-
Notifications
You must be signed in to change notification settings - Fork 36
Solr Schema
This document explains how to register a new field type for N-Triple indexing and querying in the Solr schema.xml.
In the example schema.xml, you can find the definition of field type named ntriple
.
You can notice that in its definition:
<fieldType name="ntriple" class="solr.TextField" omitNorms="true">
the parameter omitNorms
is set to true. Deactivating length normalisation on a SIREn field is recommended due to the particular way SIREn is indexing data within a field.
For index-time analysis, you have to define a TupleTokenizerFactory followed by a list of optional TokenFilterFactories that are applied in the listed order. The TupleTokenizerFactory creates and configures a TupleTokenizer.
<tokenizer class="org.sindice.siren.solr.analysis.TupleTokenizerFactory"
subschema="ntriple-schema.xml"
literal-fieldtype="ntriple-literal"/>
The TupleTokenizerFactory requires two parameters, subschema
and literal-fieldtype
. The subschema parameter indicates a secondary schema.xml file which includes the definition of the Literal analyzer. The literal-fieldtype parameter indicates which field type define the Literal analyzer.
The TokenTypeFilterFactory creates a TokenTypeFilter.
This filter can be configured to remove different token types created by SIREn. By default, it removes bnode, dot, datatype and language tag tokens. Such a behaviour can be changed by using one of the four optional parameters: bnode
, datatype
, languageTag
and dot
. By setting one of this parameter to 0, the TokenTypeFilter will not filter out the corresponding token type. For example, in the following example, the bnode token type will be kept and indexed by SIREn:
<filter class="org.sindice.siren.solr.analysis.TokenTypeFilterFactory"
bnode="0"/>
The URIEncodingFilterFactory creates a URIEncodingFilter.
This URIEncodingFilter decodes special characters in URIs such as '?' or '<' (except of the SPACE that can be encoded with '+') which are encoded by a '%' and followed by two characters in hexadecimal format.
The URILocalnameFilterFactory creates a URILocalnameFilter.

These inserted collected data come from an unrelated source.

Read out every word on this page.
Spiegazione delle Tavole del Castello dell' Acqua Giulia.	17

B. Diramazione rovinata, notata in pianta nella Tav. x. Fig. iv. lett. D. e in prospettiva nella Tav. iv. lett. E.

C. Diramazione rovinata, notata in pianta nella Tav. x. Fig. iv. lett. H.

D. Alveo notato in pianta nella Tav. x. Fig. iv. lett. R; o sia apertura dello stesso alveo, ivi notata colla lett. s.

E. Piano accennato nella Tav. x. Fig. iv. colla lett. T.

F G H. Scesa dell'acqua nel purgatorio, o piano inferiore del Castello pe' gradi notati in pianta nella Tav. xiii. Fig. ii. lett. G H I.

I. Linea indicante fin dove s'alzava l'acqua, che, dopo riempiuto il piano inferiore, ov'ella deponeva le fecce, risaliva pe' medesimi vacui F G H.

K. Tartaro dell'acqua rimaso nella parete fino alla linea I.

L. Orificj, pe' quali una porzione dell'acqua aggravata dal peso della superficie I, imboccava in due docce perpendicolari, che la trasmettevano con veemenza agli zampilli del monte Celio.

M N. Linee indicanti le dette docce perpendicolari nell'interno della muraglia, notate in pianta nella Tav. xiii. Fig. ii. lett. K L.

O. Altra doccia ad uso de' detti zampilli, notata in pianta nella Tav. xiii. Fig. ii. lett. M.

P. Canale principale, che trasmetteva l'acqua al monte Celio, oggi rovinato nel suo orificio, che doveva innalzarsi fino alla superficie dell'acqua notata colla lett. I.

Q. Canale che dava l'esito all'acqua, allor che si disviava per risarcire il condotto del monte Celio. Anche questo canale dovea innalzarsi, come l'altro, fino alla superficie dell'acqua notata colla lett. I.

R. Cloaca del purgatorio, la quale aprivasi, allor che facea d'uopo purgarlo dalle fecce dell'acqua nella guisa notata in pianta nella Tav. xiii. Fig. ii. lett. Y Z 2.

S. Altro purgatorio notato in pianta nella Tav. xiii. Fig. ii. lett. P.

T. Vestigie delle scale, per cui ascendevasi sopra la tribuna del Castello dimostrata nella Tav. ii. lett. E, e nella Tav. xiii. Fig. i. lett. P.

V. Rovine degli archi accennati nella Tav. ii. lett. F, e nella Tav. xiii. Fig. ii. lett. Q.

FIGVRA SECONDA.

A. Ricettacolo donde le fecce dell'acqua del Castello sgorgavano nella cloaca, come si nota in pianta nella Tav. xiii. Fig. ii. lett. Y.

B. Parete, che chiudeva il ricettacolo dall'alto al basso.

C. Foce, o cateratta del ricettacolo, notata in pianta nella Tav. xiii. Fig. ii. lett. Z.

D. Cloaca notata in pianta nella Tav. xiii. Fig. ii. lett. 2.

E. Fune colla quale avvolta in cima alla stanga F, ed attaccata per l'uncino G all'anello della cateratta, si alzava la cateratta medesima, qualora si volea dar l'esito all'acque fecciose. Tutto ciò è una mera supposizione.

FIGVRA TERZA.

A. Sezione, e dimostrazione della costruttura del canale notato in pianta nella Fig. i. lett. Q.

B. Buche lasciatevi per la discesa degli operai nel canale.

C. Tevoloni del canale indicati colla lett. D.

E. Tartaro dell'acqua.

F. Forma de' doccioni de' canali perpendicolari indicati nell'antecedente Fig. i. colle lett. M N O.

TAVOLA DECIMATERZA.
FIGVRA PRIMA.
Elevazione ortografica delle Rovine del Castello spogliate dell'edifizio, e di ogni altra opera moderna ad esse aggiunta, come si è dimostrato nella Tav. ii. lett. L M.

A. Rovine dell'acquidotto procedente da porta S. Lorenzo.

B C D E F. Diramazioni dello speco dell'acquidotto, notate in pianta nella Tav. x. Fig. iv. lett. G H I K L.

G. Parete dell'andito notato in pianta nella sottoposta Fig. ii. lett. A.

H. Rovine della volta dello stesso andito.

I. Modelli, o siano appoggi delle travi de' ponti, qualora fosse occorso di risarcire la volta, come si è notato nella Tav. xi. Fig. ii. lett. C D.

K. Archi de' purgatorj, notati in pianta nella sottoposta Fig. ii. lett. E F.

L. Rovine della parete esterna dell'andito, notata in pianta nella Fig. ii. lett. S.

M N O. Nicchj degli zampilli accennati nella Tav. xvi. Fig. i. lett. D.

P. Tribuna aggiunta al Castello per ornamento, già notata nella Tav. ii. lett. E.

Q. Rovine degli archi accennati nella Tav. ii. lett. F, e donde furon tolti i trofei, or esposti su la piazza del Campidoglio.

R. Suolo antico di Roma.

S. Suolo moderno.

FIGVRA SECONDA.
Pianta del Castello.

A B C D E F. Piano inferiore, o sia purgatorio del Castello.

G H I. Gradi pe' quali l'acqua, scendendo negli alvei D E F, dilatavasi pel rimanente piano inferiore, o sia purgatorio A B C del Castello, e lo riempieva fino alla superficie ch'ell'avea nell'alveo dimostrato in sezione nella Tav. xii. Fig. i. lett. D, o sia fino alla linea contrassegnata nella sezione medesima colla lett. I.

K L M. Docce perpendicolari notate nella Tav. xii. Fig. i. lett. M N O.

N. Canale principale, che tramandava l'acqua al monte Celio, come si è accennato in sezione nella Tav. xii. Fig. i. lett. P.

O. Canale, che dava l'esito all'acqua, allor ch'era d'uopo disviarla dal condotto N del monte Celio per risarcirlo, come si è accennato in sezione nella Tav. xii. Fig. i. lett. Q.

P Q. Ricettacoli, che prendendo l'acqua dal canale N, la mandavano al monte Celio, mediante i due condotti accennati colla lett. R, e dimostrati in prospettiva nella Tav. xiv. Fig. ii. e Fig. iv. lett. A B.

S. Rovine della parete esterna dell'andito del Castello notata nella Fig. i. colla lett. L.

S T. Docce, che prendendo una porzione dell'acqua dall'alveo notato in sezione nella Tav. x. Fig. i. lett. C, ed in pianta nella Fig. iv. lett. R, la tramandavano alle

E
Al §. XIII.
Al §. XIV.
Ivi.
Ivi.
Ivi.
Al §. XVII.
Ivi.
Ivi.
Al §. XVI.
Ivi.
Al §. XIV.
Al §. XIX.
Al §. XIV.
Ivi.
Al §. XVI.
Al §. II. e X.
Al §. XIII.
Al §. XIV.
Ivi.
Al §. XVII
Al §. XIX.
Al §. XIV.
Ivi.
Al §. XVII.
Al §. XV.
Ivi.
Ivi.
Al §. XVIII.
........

The URILocalnameFilter extracts the localname of an URI, and breaks it into smaller components based on delimiters, such as uppercase or integers. By default, it does not tokenise localname with a length superior to 64 characters. Such a behaviour can be changed with the parameter maxLength
.
The URITrailingSlashFilterFactory creates a URITrailingSlashFilter.
The URITrailingSlashFilter removes the trailing slash of an URI.
The MailtoFilterFactory creates a MailtoFilter.
The MailtoFilter tokenises the URIs with a mailto scheme.
The SirenDeltaPayloadFilterFactory creates a SirenDeltaPayloadFilter.
It is mandatory to have the SirenDeltaPayloadFilter as the last filter of the list. This filter is in charge of encoding the SIREn metadata (tuple and cell ids) into the payload of each token.
The analysis of Literals is orthogonal to the analysis of tuples. The Literal analyzer is defined in the secondary schema (ntriple-schema.xml):
<fieldType name="ntriple-literal" class="org.apache.solr.schema.SubTextField">
All field types in the secondary schema must be defined as class="org.apache.solr.schema.SubTextField"
.
The ASCIIFoldingExpansionFilterFactory creates a ASCIIFoldingExpansionFilter.
This filter expands accented tokens with a non-accented form. For example, if a literal contains the token 'café', it will create an additional token 'cafe' at the same position than the token 'café'.
For query-time analysis, SIREn relies on a MultiQueryAnalyzerWrapper.
<analyzer type="query" class="org.sindice.siren.solr.analysis.MultiQueryAnalyzerWrapper"/>
The MultiQueryAnalyzerWrapper is still in an experimental phase, and due to code restrictions in Solr, it contains an hard-coded reference to the secondary schema.xml (ntriple-schema.xml).
This MultiQueryAnalyzerWrapper delegates the analysis of the different type of queries to the different analyzers defined in the ntriple-schema.xml.
There are two types of queries:
- N-Triple query
- Keyword query
For N-Triple query, there are three query-time analyzers defined: ntriple-main
, ntriple-literal
and ntriple-uri
. For keyword query, there is a single query-time analyzer defined: ntriple-keyword
. The field type name of these analyzers must be suffixed with ntriple-
in order to be associated with the ntriple
field type that is defined in the schema.xml.